Pero no todas las historias con gitano acaban bien ni parecen aptas para una teleserie de TV3. El extraordinario reportaje de Andy Robinson que La Vanguardia publicó el pasado domingo permite entender la enorme suerte que mi vecino Àngel y yo hemos tenido al no haber nacido ni haber vivido en Batar, una aldea de la Transilvania rumana que ilustra una historia europea de fracaso, discriminación, exclusión, abandono y limpiezas étnicas. Los gitanos de Batar son tan europeos y tan gitanos como los de mi ciudad, pero les separan muchas más cosas de las que les unen. Estábamos ocupados vigilando la llegada de pateras en el estrecho cuando, zas, hemos descubierto goteras de gran calibre en el edificio europeo. La Europa que no queríamos ver ha aparecido en toda su incómoda complejidad y, además, está muy cerca de casa. Está en Rumanía, país miembro de la Unión Europea desde el año 2007. Hagamos memoria: el pasado mes de julio, la Comisión Europea suspendió a las autoridades de Bucarest por su "compromiso insuficiente" a la hora de hacer cumplir los estándares comunitarios y subrayó que la justicia rumana sigue siendo ineficaz a la vez que se niega a colaborar y asumir responsabilidades. Nada ocurre por casualidad.

Preguntado por Jordi Barbeta sobre el problema de los gitanos rumanos en Francia, el ministro de Trabajo e Inmigración del Gobierno central, Celestino Corbacho, declaró que él trataría de "impedir que se instalen campamentos ilegales" y añadió que "son un foco de conflicto que afecta a la convivencia y a la salud". Palabras sensatas que no rehúyen el debate y que contienen una gran virtud y un gran defecto.
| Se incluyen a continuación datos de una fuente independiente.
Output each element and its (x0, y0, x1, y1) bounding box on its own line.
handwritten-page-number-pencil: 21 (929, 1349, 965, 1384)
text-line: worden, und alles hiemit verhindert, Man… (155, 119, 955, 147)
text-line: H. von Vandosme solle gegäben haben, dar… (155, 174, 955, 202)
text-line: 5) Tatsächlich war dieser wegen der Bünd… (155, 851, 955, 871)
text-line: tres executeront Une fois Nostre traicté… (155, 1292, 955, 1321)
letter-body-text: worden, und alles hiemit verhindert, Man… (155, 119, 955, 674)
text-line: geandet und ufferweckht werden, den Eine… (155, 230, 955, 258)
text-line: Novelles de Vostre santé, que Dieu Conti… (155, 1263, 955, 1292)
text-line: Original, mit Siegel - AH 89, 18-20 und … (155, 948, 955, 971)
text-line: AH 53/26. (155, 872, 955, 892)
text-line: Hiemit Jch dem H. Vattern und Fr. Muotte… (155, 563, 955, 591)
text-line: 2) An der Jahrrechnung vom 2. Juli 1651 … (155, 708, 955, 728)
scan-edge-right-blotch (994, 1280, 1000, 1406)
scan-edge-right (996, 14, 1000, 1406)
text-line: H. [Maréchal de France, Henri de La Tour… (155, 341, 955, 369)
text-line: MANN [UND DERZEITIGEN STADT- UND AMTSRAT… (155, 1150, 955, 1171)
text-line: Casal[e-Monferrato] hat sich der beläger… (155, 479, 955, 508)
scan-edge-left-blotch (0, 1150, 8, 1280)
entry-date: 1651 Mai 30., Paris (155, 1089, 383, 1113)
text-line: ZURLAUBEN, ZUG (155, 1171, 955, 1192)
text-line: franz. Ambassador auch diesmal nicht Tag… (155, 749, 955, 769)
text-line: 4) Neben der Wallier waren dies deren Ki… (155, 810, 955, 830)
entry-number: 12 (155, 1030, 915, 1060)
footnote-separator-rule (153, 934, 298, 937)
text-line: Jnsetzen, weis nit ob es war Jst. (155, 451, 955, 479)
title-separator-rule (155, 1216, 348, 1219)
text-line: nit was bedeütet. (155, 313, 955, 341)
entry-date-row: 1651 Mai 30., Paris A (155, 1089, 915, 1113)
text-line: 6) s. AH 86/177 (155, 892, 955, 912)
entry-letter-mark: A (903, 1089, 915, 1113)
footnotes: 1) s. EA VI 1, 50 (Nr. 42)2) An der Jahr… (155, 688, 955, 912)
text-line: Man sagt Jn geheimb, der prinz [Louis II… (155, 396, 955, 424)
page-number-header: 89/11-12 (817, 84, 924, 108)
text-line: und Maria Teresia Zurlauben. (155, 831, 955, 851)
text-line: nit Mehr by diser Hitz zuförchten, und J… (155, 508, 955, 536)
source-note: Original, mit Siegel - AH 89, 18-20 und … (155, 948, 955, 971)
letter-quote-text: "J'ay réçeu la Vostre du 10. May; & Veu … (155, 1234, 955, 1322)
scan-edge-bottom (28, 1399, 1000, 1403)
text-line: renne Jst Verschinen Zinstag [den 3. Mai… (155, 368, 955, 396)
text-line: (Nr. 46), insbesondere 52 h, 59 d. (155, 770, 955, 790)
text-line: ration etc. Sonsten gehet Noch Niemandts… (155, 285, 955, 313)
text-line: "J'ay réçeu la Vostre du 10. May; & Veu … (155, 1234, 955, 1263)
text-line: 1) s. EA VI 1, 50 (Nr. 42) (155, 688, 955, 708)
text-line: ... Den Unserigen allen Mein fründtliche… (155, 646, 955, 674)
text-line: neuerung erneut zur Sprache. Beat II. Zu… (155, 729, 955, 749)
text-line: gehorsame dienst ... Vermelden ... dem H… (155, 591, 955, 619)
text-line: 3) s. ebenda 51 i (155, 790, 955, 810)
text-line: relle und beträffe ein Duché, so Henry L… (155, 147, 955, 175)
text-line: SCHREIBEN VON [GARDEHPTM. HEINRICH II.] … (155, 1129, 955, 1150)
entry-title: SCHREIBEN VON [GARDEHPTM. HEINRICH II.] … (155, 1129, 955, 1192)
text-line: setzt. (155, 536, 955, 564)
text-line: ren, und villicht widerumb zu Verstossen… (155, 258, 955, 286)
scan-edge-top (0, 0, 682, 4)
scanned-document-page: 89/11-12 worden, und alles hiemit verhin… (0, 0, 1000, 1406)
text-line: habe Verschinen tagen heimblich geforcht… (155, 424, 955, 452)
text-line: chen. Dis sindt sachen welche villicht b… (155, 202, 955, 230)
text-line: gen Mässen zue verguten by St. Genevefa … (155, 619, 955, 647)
La virtud es que evitan escrupulosamente el estigmatizar al conjunto de personas de un grupo, que es, en cambio, lo que convierte las medidas de Sarkozy en totalmente inaceptables para quien se haya tomado la molestia de pensar un minuto en los principios fundacionales de este espacio único de libertad y bienestar que simboliza la bandera azul con estrellas amarillas. El defecto es dejar entrever que puede ser fácil bloquear la llegada a España de una eventual oleada de ciudadanos europeos gitanos que piensen en acampar, como han hecho en Francia, junto a nuestras localidades. Corbacho da en el clavo cuando apunta que "las soluciones parciales ya no sirven". La verdad es que lo que ocurre en Francia no tiene nada que ver con la inmigración, como es evidente. Es un problema de convivencia europeo a gran escala, un desafío continental que, hasta la fecha, se contenía o se diluía dentro de las fronteras estatales clásicas.

Las leyes democráticas obligan a los individuos como tales y no en tanto que miembros de un determinado colectivo o minoría. Las restricciones aplicadas a gitanos, musulmanes, judíos, negros, colombianos, vascos, catalanes o lo que ustedes quieran no caben en nuestro marco de vida en común. Esta es la irresponsabilidad de la receta de Sarkozy ante un problema que, debemos decirlo en voz alta, compete en primer lugar al Gobierno rumano y, luego, a toda la Unión Europea. Poco importa si a esto se le llama racismo o no, porque al final acaba dando alas a las minorías xenófobas. La tarea de los gobernantes no es fácil, pero no sirve de nada expulsar a los europeos de una parte de Europa. Mañana regresarán.

En mi ciudad todavía hay una calle conocida popularmente como el carrer dels gitanos. Una calle que siempre ha sido menos exótica de lo que su nombre sugiere. Una calle que anunciaba la diferencia cercana y misteriosa a la vez. Una calle de Europa, ni más ni menos.